O principal, neste momento, é deixar nosso censor de lado, aquele que acha que é preciso produzir sempre algo com sentido, bacana, publicável. Essa escrita não é sobre seu ego, é sobre o que está além dele. O mais interessante de tudo isso é que, há algumas semanas, encontrei numa gaveta do quarto os cadernos-diários desse período. Reli. E, então, aquilo que, naqueles dias, pareciam textos bobos se mostraram cheios de respostas daquilo que ecoava dentro de mim. Bonito demais perceber isso.
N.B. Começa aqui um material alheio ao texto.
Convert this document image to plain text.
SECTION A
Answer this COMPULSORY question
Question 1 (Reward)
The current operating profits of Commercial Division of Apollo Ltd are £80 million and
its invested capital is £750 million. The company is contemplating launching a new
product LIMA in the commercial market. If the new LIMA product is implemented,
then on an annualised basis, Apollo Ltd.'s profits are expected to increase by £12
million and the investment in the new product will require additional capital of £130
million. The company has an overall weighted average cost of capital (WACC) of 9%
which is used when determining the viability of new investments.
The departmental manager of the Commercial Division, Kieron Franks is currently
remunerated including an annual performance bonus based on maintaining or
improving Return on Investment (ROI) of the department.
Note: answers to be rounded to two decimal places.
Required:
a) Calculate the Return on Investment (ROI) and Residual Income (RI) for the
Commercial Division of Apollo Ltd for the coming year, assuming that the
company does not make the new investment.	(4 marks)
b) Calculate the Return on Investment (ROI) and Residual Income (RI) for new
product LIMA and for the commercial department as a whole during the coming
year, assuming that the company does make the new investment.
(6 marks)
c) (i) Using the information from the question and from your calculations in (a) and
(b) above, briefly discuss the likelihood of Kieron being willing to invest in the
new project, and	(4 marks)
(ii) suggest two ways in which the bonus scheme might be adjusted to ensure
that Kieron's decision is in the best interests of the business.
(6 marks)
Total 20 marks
Comece por passos pequenos
Escrever sobre a sua tristeza, angústia, irritação, ansiedade, medo, pode ser um passo maior do que você consegue dar. É como estar de frente para algo muito grande, um emaranhado enorme de fios daqueles que só de olhar já dá vontade de desistir. Vá fio por fio. E como se faz isso na escrita? Olhe ao seu redor e procure pontos de partida para a sua narrativa. Por exemplo, escrever sobre a morte de uma pessoa querida pode ser doloroso demais. Mas criar um texto a partir da blusa que você está vestindo, que é da mesma cor que aquela pessoa adorava, é um caminho de acesso mais suave. Vá assim, entrando aos poucos, sem se cobrar demais.
Vá no seu tempo
“Travei e não consigo seguir. Cheguei em um ponto em que começou a me incomodar demais e parei. Está mexendo muito comigo e por isso parei de escrever”. Ouço frases como essas o tempo todo. É comum sentir tudo isso. Você está lidando com a sua dor afinal. Confortável, fácil, simples, não é. Seja generoso com você. Talvez você precise de um tempo. E tudo bem. Uma, duas semanas…. não existe um período certo, adequado, específico. Existe apenas o seu tempo. Eu não acredito que você esteja, de verdade, abandonando o assunto, fugindo da escrita para escapar de si mesmo. Ilusão. A dor está ali, sempre lhe acompanhando, por mais que se queira colocar um lençol florido por cima dela. É algo que fica latente.
Às vezes, precisamos de tempo para seguir com o texto relacionado aos nossos nós internos porque eles precisam maturar dentro da gente. Em algum momento, acredite, você vai sentir vontade de sentar e escrever. E então as palavras estarão prontas e, não muito raramente, saem aos borbotões.
Apenas escreva
Escrever a mão ou no computador? Em um caderno grande ou pequeno, daqueles que cabe no bolso? Por onde começar? Vale em qualquer lugar, de qualquer jeito. No bloco de notas do celular, no computador, no caderno lindamente encapado ou numa caderneta velha. O importante é escrever. Mas se isso vai lhe ajudar, vou te contar como funcionou para mim. Nas minhas fases mais doloridas, escolho escrever em um caderno qualquer. Gosto de mantê-lo perto da cama, no meu quarto, porque isso é simbólico para mim: meu espaço íntimo. Deixo sempre um lápis ou uma caneta por perto. E escrevo a mão. Descobri que adoro escrever com lápis. Gosto da maciez que produz no papel. E treinar a nossa letra pode ser algo bem interessante. Escrever a mão tem um tempo diferente do digitar. O processamento das ideias e das palavras, acho, acontece de uma forma mais pausada. E quando precisamos caminhar em um terreno tão frágil como as nossas dores, há que se ter cuidado onde se pisa. E o tempo da letra manual pode ser ideal para isso.